A Nazi sex mansion where Hitler’s propaganda chief bedded film stars will become an artists’ commune with special accommodation for immigrants under bold new plans.
Joseph Goebbels, the Reich Minister of Propaganda, was gifted land at Bogensee, near Berlin, for his birthday in 1936 and spent fortunes building a mansion there.
It was where he seduced his various mistresses, including the then film starlet Lída Baarová.
It is also where he wrote his notorious ‘Total War’ speech of 1943 – which saw him urge the German people to continue fighting the Allies even though the tide of the war had turned against them.
Today, the Bogensee mansion – which is comprised of more than 70 rooms and boasts a private cinema – lies abandoned.
It fell into disuse in the 1990s, after spending the Cold War as an East German college for indoctrinating young people into communism.
Now plans are afoot to transform the Bogensee complex into an artists’ commune, complete with a vegan restaurant, non-profit supermarket and homeopathic health centre.
The scheme also includes workshops, a theatre and a museum, and priority living space for those ‘disadvantaged in our society’, including immigrants and the disabled.
It is hoped that the transformation will deter neo-Nazis from wanting to visit the complex.
A Nazi sex mansion where Hitler’s propaganda chief bedded film stars will become an artists’ commune with special accommodation for immigrants under bold new plans
Joseph Goebbels, the Reich Minister of Propaganda, was gifted land at Bogensee, near Berlin, for his birthday in 1936 and spent fortunes building a mansion there
Arnim Beutel, a spokesman for LKC Bogensee, the organisation behind the vision, believes Hitler and Goebbels would be seething to see their plans.
‘It should be a diverse community,’ he said.
‘I think they would hate it because of course we do the opposite of what they would do.’
He continued: ‘We want to build a co-operative community and we want to bring life back there.
‘We want to make it a hotspot for culture and education and health.
‘We want to create an area for an alternative way to live and to work.’
Goebbels seduced his various mistresses at Bogensee, including seduced the film starlet Lída Baarová
The transformation is expected to be expensive, however – the Bogensee mansion alone comprises 70 rooms as well as a private cinema.
The complex also includes numerous Stalinist buildings from the Cold War era.
But LKC Bogensee are already in discussion with a local renewable power company, Barnim Energie, about supporting the scheme.
They’re also planning a gradual approach to renovation, unfolding over the span of 10 years.
Meanwhile, the current owners – the Berlin government – are spending an estimated €230,000 (£200,000) a year on maintaining the property.
Ultimately, the renovated estate would house approximately 250 people, with some of the living space set aside for the disadvantaged.

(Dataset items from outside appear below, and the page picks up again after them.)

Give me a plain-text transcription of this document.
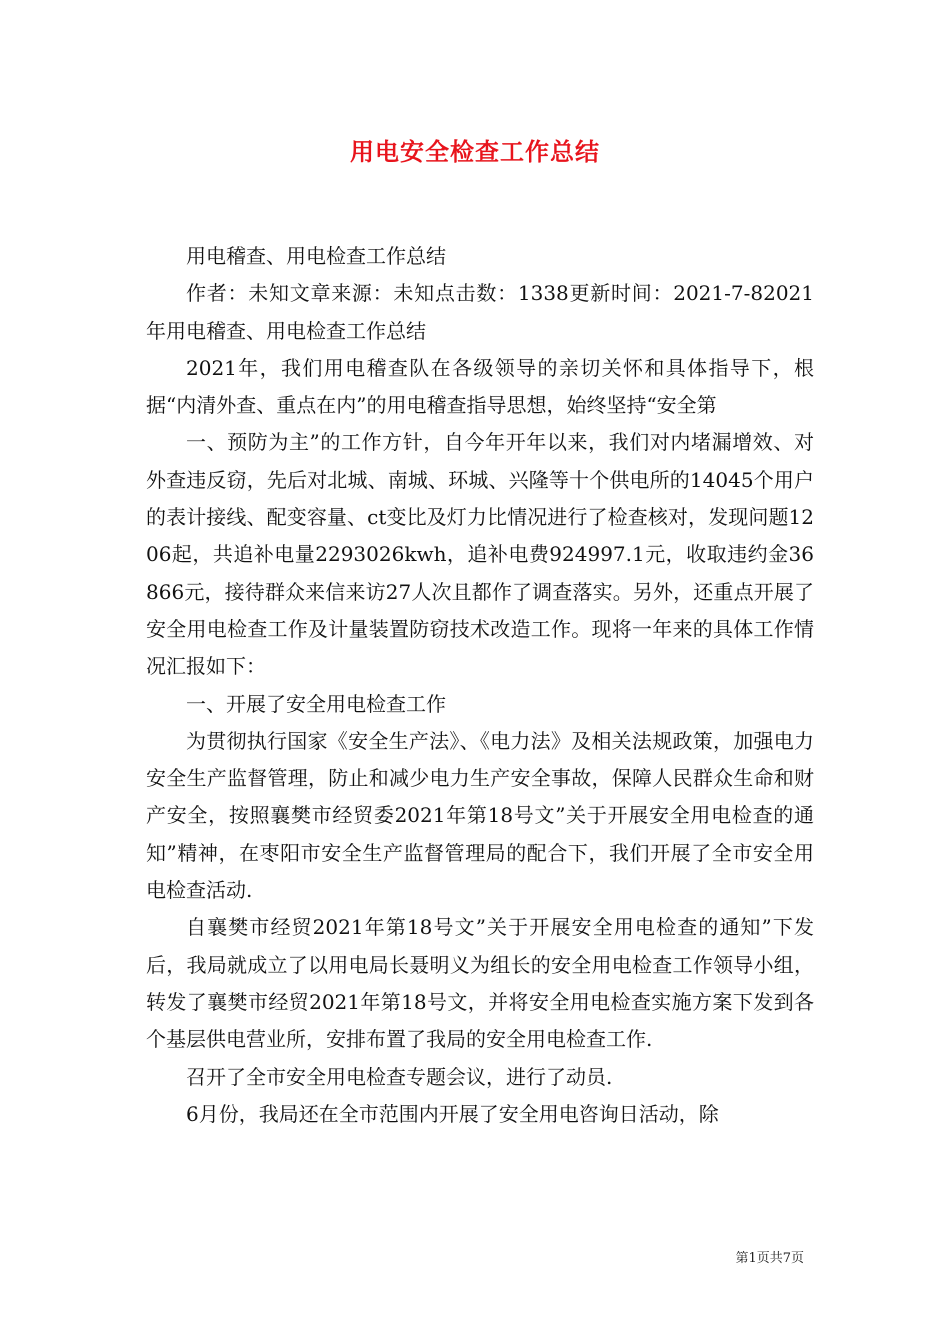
用电安全检查工作总结

用电稽查、用电检查工作总结

作者：未知文章来源：未知点击数：1338更新时间：2021-7-82021年用电稽查、用电检查工作总结

2021年，我们用电稽查队在各级领导的亲切关怀和具体指导下，根据“内清外查、重点在内”的用电稽查指导思想，始终坚持“安全第

一、预防为主”的工作方针，自今年开年以来，我们对内堵漏增效、对外查违反窃，先后对北城、南城、环城、兴隆等十个供电所的14045个用户的表计接线、配变容量、ct变比及灯力比情况进行了检查核对，发现问题1206起，共追补电量2293026kwh，追补电费924997.1元，收取违约金36866元，接待群众来信来访27人次且都作了调查落实。另外，还重点开展了安全用电检查工作及计量装置防窃技术改造工作。现将一年来的具体工作情况汇报如下：

一、开展了安全用电检查工作

为贯彻执行国家《安全生产法》、《电力法》及相关法规政策，加强电力安全生产监督管理，防止和减少电力生产安全事故，保障人民群众生命和财产安全，按照襄樊市经贸委2021年第18号文”关于开展安全用电检查的通知”精神，在枣阳市安全生产监督管理局的配合下，我们开展了全市安全用电检查活动.

自襄樊市经贸2021年第18号文”关于开展安全用电检查的通知”下发后，我局就成立了以用电局长聂明义为组长的安全用电检查工作领导小组，转发了襄樊市经贸2021年第18号文，并将安全用电检查实施方案下发到各个基层供电营业所，安排布置了我局的安全用电检查工作.

召开了全市安全用电检查专题会议，进行了动员.

6月份，我局还在全市范围内开展了安全用电咨询日活动，除

第1页共7页
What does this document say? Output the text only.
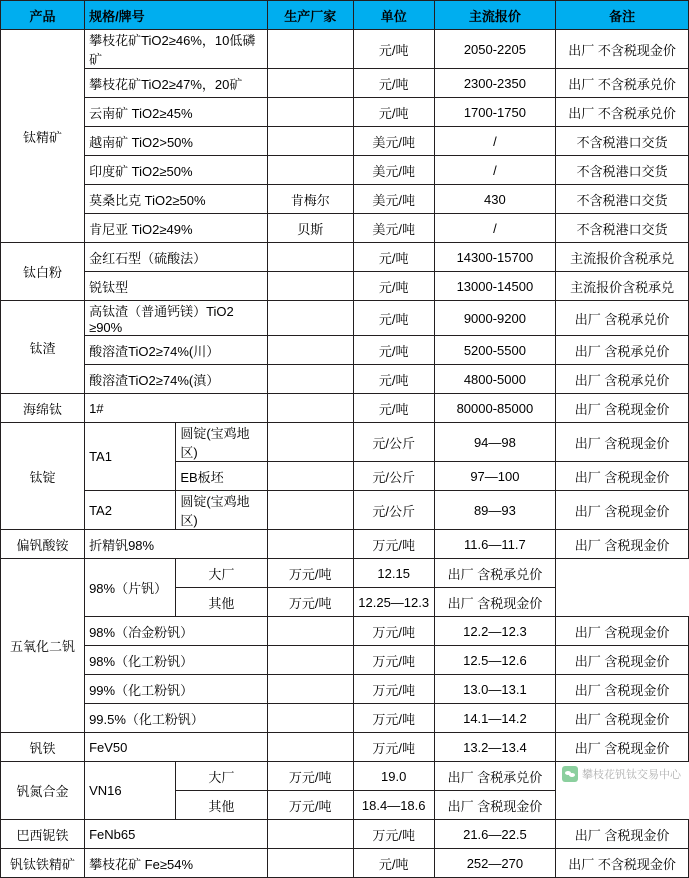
产品	规格/牌号		生产厂家	单位	主流报价	备注
钛精矿	攀枝花矿TiO2≥46%，10低磷矿			元/吨	2050-2205	出厂 不含税现金价
	攀枝花矿TiO2≥47%，20矿			元/吨	2300-2350	出厂 不含税承兑价
	云南矿 TiO2≥45%			元/吨	1700-1750	出厂 不含税承兑价
	越南矿 TiO2>50%			美元/吨	/	不含税港口交货
	印度矿 TiO2≥50%			美元/吨	/	不含税港口交货
	莫桑比克 TiO2≥50%		肯梅尔	美元/吨	430	不含税港口交货
	肯尼亚 TiO2≥49%		贝斯	美元/吨	/	不含税港口交货
钛白粉	金红石型（硫酸法）			元/吨	14300-15700	主流报价含税承兑
	锐钛型			元/吨	13000-14500	主流报价含税承兑
钛渣	高钛渣（普通钙镁）TiO2 ≥90%			元/吨	9000-9200	出厂 含税承兑价
	酸溶渣TiO2≥74%(川）			元/吨	5200-5500	出厂 含税承兑价
	酸溶渣TiO2≥74%(滇）			元/吨	4800-5000	出厂 含税承兑价
海绵钛	1#			元/吨	80000-85000	出厂 含税现金价
钛锭	TA1	圆锭(宝鸡地区)		元/公斤	94—98	出厂 含税现金价
		EB板坯		元/公斤	97—100	出厂 含税现金价
	TA2	圆锭(宝鸡地区)		元/公斤	89—93	出厂 含税现金价
偏钒酸铵	折精钒98%			万元/吨	11.6—11.7	出厂 含税现金价
五氧化二钒	98%（片钒）	大厂	万元/吨	12.15	出厂 含税承兑价	
		其他	万元/吨	12.25—12.3	出厂 含税现金价	
	98%（冶金粉钒）			万元/吨	12.2—12.3	出厂 含税现金价
	98%（化工粉钒）			万元/吨	12.5—12.6	出厂 含税现金价
	99%（化工粉钒）			万元/吨	13.0—13.1	出厂 含税现金价
	99.5%（化工粉钒）			万元/吨	14.1—14.2	出厂 含税现金价
钒铁	FeV50			万元/吨	13.2—13.4	出厂 含税现金价
钒氮合金	VN16	大厂	万元/吨	19.0	出厂 含税承兑价	
		其他	万元/吨	18.4—18.6	出厂 含税现金价	
巴西铌铁	FeNb65			万元/吨	21.6—22.5	出厂 含税现金价
钒钛铁精矿	攀枝花矿 Fe≥54%			元/吨	252—270	出厂 不含税现金价
攀枝花钒钛交易中心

In a 1936 diary entry, Joseph Goebbels called Bogensee ‘an idyll of solitude’ where you could be ‘completely left to your own devices’. Pictured: The mansion during its time as an East German college
The transformation is expected to be expensive, however – the Bogensee mansion alone comprises 70 rooms as well as a private cinema
Goebbels’ mansion itself would host a museum, detailing the history of the site and the two totalitarian ideologies that shaped its past.
Arnim’s daughter, Fanny, 16, explained: ‘I think that far-right people would be deterred from using it as a pilgrimage because of our principals, our beliefs and the way we try to treat people equally.’
They also believe that preserving the buildings is better than demolishing them, however dark their history.
The complex also includes numerous Stalinist buildings from the Cold War era
It fell into disuse in the 1990s, after spending the Cold War as an East German college for indoctrinating young people into communism
Mr Beutel said: ‘The difficulty of this place is this historical weight, and that’s a problem.
‘I think we have to give this place a new use.
‘It could be a symbolic way to show how to live with this history.’
In a 1936 diary entry, Joseph Goebbels called Bogensee ‘an idyll of solitude’ where you could be ‘completely left to your own devices’.
However, he would eventually move his family into the mansion, having been ordered by Hitler to break off his affair with Lída Baarová.
He and his wife, Magda, ultimately killed themselves and their six children in Berlin on May 1, 1945, after Nazi Germany’s defeat in the Second World War became certain.
The family had fled Bogensee for the German capital on April 22.